Rob May, over at BusinessPundit, posted "How To Be Great - At Anything" - in which he refers to Fortune Magazine's article called Secrets of Greatness.
The major premise?
"The first major conclusion is that nobody is great without work. It's nice to believe that if you find the field where you're naturally gifted, you'll be great from day one, but it doesn't happen. There's no evidence of high-level performance without experience or practice."
The best people in any field are those who devote the most hours to what the researchers call "deliberate practice." It's activity that's explicitly intended to improve performance, that reaches for objectives just beyond one's level of competence, provides feedback on results and involves high levels of repetition.

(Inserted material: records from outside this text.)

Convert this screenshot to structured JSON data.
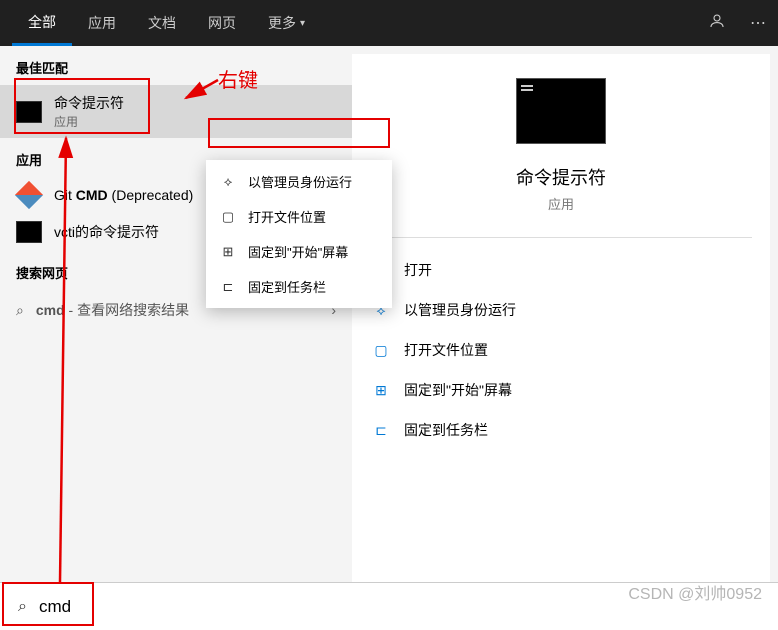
{
  "header": {
    "tabs": [
      "全部",
      "应用",
      "文档",
      "网页",
      "更多"
    ],
    "active_tab": 0
  },
  "sections": {
    "best_match": "最佳匹配",
    "apps": "应用",
    "search_web": "搜索网页"
  },
  "best_match_item": {
    "title_prefix": "",
    "title_bold": "",
    "title": "命令提示符",
    "subtitle": "应用"
  },
  "app_results": [
    {
      "title_pre": "Git ",
      "title_bold": "CMD",
      "title_post": " (Deprecated)",
      "icon": "git"
    },
    {
      "title_pre": "vcti",
      "title_bold": "",
      "title_post": "的命令提示符",
      "icon": "cmd"
    }
  ],
  "web_result": {
    "query_bold": "cmd",
    "suffix": " - 查看网络搜索结果"
  },
  "context_menu": [
    {
      "icon": "⟡",
      "label": "以管理员身份运行"
    },
    {
      "icon": "▢",
      "label": "打开文件位置"
    },
    {
      "icon": "⊞",
      "label": "固定到\"开始\"屏幕"
    },
    {
      "icon": "⊏",
      "label": "固定到任务栏"
    }
  ],
  "preview": {
    "title": "命令提示符",
    "subtitle": "应用",
    "actions": [
      {
        "icon": "▭",
        "label": "打开"
      },
      {
        "icon": "⟡",
        "label": "以管理员身份运行"
      },
      {
        "icon": "▢",
        "label": "打开文件位置"
      },
      {
        "icon": "⊞",
        "label": "固定到\"开始\"屏幕"
      },
      {
        "icon": "⊏",
        "label": "固定到任务栏"
      }
    ]
  },
  "search": {
    "value": "cmd"
  },
  "annotations": {
    "right_click": "右键"
  },
  "watermark": "CSDN @刘帅0952"
}
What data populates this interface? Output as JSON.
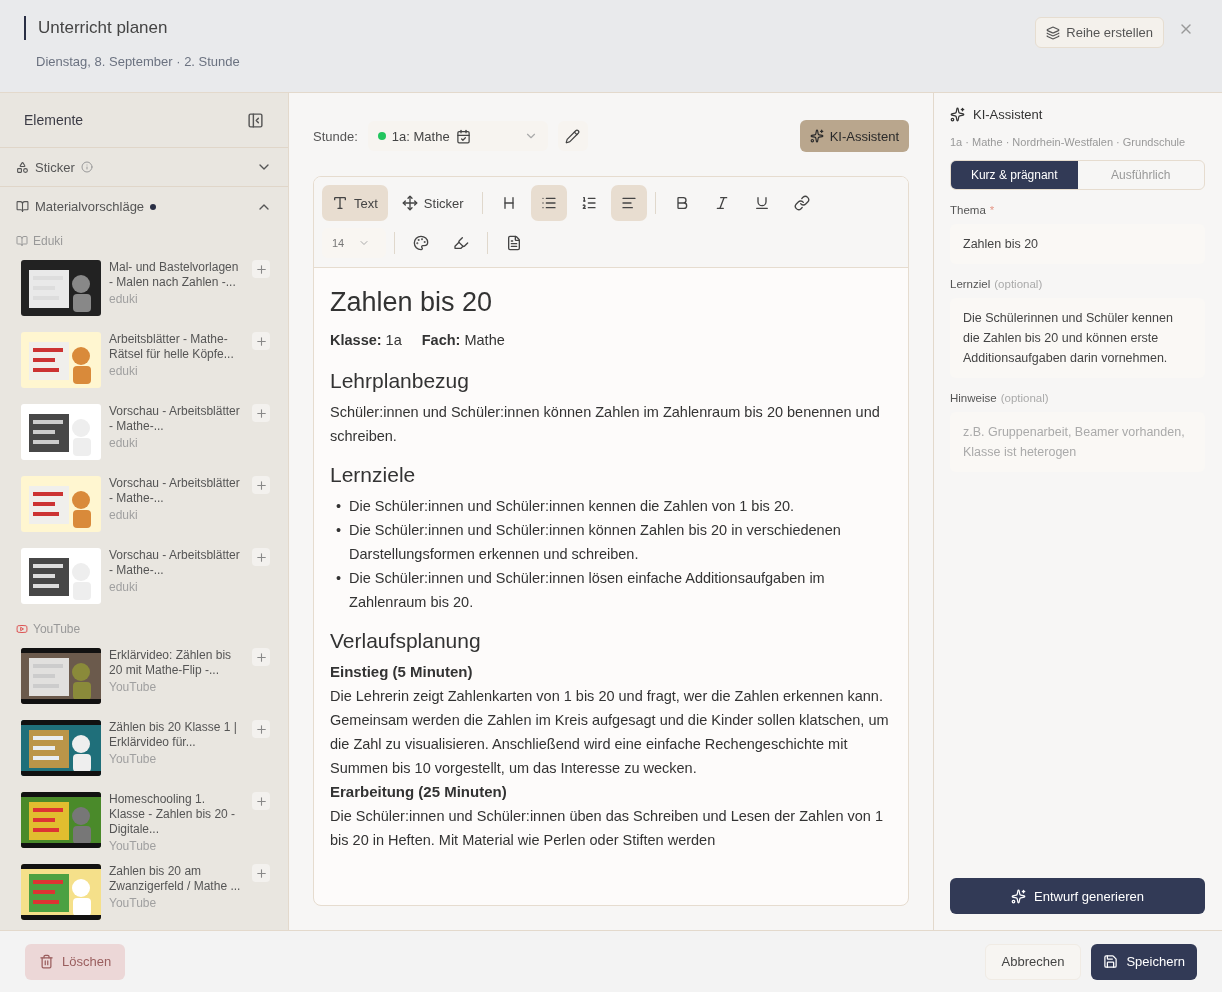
{
  "header": {
    "title": "Unterricht planen",
    "subtitle": "Dienstag, 8. September · 2. Stunde",
    "series_button": "Reihe erstellen"
  },
  "sidebar": {
    "title": "Elemente",
    "sticker_section": {
      "label": "Sticker",
      "expanded": false
    },
    "materials_section": {
      "label": "Materialvorschläge",
      "expanded": true,
      "groups": [
        {
          "kind": "eduki",
          "label": "Eduki",
          "items": [
            {
              "title": "Mal- und Bastelvorlagen - Malen nach Zahlen -...",
              "source": "eduki"
            },
            {
              "title": "Arbeitsblätter - Mathe-Rätsel für helle Köpfe...",
              "source": "eduki"
            },
            {
              "title": "Vorschau - Arbeitsblätter - Mathe-...",
              "source": "eduki"
            },
            {
              "title": "Vorschau - Arbeitsblätter - Mathe-...",
              "source": "eduki"
            },
            {
              "title": "Vorschau - Arbeitsblätter - Mathe-...",
              "source": "eduki"
            }
          ]
        },
        {
          "kind": "youtube",
          "label": "YouTube",
          "items": [
            {
              "title": "Erklärvideo: Zählen bis 20 mit Mathe-Flip -...",
              "source": "YouTube"
            },
            {
              "title": "Zählen bis 20 Klasse 1 | Erklärvideo für...",
              "source": "YouTube"
            },
            {
              "title": "Homeschooling 1. Klasse - Zahlen bis 20 - Digitale...",
              "source": "YouTube"
            },
            {
              "title": "Zahlen bis 20 am Zwanzigerfeld / Mathe ...",
              "source": "YouTube"
            }
          ]
        }
      ]
    }
  },
  "lesson": {
    "label": "Stunde:",
    "value": "1a: Mathe",
    "color": "#22c55e"
  },
  "ai_button": "KI-Assistent",
  "toolbar": {
    "modes": [
      {
        "kind": "text",
        "label": "Text",
        "selected": true
      },
      {
        "kind": "sticker",
        "label": "Sticker",
        "selected": false
      }
    ],
    "formats": [
      {
        "kind": "heading",
        "selected": false
      },
      {
        "kind": "bullets",
        "selected": true
      },
      {
        "kind": "numbers",
        "selected": false
      },
      {
        "kind": "align",
        "selected": true
      },
      {
        "kind": "bold",
        "selected": false
      },
      {
        "kind": "italic",
        "selected": false
      },
      {
        "kind": "underline",
        "selected": false
      },
      {
        "kind": "link",
        "selected": false
      }
    ],
    "font_size": "14"
  },
  "document": [
    {
      "kind": "title",
      "text": "Zahlen bis 20"
    },
    {
      "kind": "meta",
      "items": [
        "**Klasse:** 1a",
        "**Fach:** Mathe"
      ]
    },
    {
      "kind": "heading",
      "text": "Lehrplanbezug"
    },
    {
      "kind": "paragraph",
      "text": "Schüler:innen und Schüler:innen können Zahlen im Zahlenraum bis 20 benennen und schreiben."
    },
    {
      "kind": "heading",
      "text": "Lernziele"
    },
    {
      "kind": "list",
      "marker": "•",
      "items": [
        "Die Schüler:innen und Schüler:innen kennen die Zahlen von 1 bis 20.",
        "Die Schüler:innen und Schüler:innen können Zahlen bis 20 in verschiedenen Darstellungsformen erkennen und schreiben.",
        "Die Schüler:innen und Schüler:innen lösen einfache Additionsaufgaben im Zahlenraum bis 20."
      ]
    },
    {
      "kind": "heading",
      "text": "Verlaufsplanung"
    },
    {
      "kind": "subheading",
      "text": "Einstieg (5 Minuten)"
    },
    {
      "kind": "paragraph",
      "text": "Die Lehrerin zeigt Zahlenkarten von 1 bis 20 und fragt, wer die Zahlen erkennen kann. Gemeinsam werden die Zahlen im Kreis aufgesagt und die Kinder sollen klatschen, um die Zahl zu visualisieren. Anschließend wird eine einfache Rechengeschichte mit Summen bis 10 vorgestellt, um das Interesse zu wecken."
    },
    {
      "kind": "subheading",
      "text": "Erarbeitung (25 Minuten)"
    },
    {
      "kind": "paragraph",
      "text": "Die Schüler:innen und Schüler:innen üben das Schreiben und Lesen der Zahlen von 1 bis 20 in Heften. Mit Material wie Perlen oder Stiften werden"
    }
  ],
  "assistant": {
    "title": "KI-Assistent",
    "context": "1a · Mathe · Nordrhein-Westfalen · Grundschule",
    "modes": [
      {
        "label": "Kurz & prägnant",
        "selected": true
      },
      {
        "label": "Ausführlich",
        "selected": false
      }
    ],
    "fields": [
      {
        "label": "Thema",
        "required_mark": "*",
        "value": "Zahlen bis 20"
      },
      {
        "label": "Lernziel",
        "note": "(optional)",
        "value": "Die Schülerinnen und Schüler kennen die Zahlen bis 20 und können erste Additionsaufgaben darin vornehmen."
      },
      {
        "label": "Hinweise",
        "note": "(optional)",
        "placeholder": "z.B. Gruppenarbeit, Beamer vorhanden, Klasse ist heterogen"
      }
    ],
    "generate_button": "Entwurf generieren"
  },
  "footer": {
    "delete": {
      "label": "Löschen",
      "disabled": true
    },
    "cancel": "Abbrechen",
    "save": "Speichern"
  }
}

Consider all the great ones - in sports, music, art, theatre, - experience, practice, repetition.
A natural question that arise from this is how it applies to business. Can you be great at work?
"It's all about how you do what you're already doing - you create the practice in your work, which requires a few critical changes. The first is going at any task with a new goal: Instead of merely trying to get it done, you aim to get better at it."
BOTTOMLINE: Becoming more effective (doing the right things) - not just efficient (doing things right). Replacing bad work habits with good work habits. All fundamental human factors that can be overcome - and it's all part of what the Six Disciplines program for sustainable excellence - is all about.